“As adults, to be able to go out in your own community and be accepted for who you are is the best thing ever.”
That’s the positive feeling that motivates Storm Larocque to organize the annual Pride festival every year in her home community of Hay River – an event that has grown over the last six years from cake served by the local union to a full-blown day of activity for kids and adults alike.
This year, families gathered at the library on Saturday afternoon for face painting, cupcakes and to share resources before adults gathered at the pub for an open mic musical event, featuring Northern musicians and, for the first time, burlesque.
Larocque said the expanding community support for the event shows how much Hay River is growing in terms of its acceptance and acknowledgement of LGBTQ+ people in the small NWT community.

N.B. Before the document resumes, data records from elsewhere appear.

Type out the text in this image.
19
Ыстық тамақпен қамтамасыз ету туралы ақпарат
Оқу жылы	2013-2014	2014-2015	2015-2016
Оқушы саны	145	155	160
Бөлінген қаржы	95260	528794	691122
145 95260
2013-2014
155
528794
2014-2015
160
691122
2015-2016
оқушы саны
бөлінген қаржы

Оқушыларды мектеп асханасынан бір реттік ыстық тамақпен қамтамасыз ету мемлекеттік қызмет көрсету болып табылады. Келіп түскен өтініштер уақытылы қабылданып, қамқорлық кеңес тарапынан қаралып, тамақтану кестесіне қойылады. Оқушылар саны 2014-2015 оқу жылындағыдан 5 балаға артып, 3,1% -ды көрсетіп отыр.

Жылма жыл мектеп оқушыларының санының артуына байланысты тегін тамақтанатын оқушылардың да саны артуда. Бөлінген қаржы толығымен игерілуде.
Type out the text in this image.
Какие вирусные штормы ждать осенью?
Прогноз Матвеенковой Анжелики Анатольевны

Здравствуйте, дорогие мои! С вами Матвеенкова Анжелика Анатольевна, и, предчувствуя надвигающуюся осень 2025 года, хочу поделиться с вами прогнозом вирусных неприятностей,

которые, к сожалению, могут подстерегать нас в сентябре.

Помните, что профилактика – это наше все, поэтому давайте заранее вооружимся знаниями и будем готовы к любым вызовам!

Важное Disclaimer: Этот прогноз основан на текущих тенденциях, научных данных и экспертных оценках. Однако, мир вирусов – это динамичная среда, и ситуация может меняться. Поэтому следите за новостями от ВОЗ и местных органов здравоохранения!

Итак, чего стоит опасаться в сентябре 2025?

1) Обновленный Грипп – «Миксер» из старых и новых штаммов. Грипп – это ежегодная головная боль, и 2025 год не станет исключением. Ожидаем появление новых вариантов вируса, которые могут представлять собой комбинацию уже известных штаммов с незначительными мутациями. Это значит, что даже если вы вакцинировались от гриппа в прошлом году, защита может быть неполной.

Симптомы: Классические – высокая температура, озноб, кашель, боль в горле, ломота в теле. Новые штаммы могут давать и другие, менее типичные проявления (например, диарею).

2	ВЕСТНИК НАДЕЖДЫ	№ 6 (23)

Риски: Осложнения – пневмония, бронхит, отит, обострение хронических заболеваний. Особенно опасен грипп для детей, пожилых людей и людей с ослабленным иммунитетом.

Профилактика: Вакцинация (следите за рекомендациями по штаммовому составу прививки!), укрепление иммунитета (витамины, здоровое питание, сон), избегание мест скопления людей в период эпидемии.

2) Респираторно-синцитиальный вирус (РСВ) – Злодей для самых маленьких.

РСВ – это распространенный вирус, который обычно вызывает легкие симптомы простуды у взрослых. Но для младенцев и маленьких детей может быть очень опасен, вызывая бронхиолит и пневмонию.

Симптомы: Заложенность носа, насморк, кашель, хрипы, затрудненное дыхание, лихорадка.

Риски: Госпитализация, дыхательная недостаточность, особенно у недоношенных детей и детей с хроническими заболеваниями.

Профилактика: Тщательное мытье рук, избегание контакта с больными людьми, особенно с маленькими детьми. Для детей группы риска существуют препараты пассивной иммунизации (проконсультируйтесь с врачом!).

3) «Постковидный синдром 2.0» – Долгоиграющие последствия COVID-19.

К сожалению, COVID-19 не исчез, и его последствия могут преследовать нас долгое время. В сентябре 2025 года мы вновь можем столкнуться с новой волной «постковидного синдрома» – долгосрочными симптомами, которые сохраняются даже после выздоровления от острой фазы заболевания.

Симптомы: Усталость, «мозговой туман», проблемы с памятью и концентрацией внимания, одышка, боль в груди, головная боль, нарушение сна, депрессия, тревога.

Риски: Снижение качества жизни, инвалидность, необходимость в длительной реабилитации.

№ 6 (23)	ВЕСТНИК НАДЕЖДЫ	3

“The town has grown so much. The schools are vocally supportive. There’s zero tolerance against homophobia, now, and instead of a teacher coming in to explain, the students themselves aren’t accepting it,” she said. “When I was in high school, you still heard homophobic language all the time. A lot of kids are out now compared to when I was younger.”
Larocque’s own experiences growing up queer in Hay River are part of what told her she needed to do more to bring Pride to the community.
“The reason I started doing this was that my experience as a youth in Hay River was different from my friends,” she said. “Growing up queer, they didn’t know how to interact with me. It wasn’t just a part of my identity, it was like it was all they knew. I know they were trying to be supportive, but it didn’t translate well. I also didn’t have any role models to look up to.”
All grown up, she believes she should now be the adult she needed as a kid. And it isn’t just youth in Hay River who are responding positively.
“I had a couple parents come up to me and mention how exciting it is that something like this is happening because their children had come out to them, and they were unsure how to be supportive,” Larocque said. “So it’s a great way to start the discussion.”
Beyond the celebration, Larocque said there is still a lot of work to be done in the NWT to support the LGBTQ+ population, especially youth, and hopes bringing queer issues to the forefront with events like Pride will build a collective demand for such changes.
“What I’d like to see is enabling the ease of those resources in our community, like safe spaces, GSAs (gay-straight alliances), queer focused mental, physical and sexual health, courses for educators and those who work with youth on queer specific issues,” she said. “There’s a difference between queer and straight/cis youth, especially trans youth, going through the health system. So access might become easier if more people push for that.”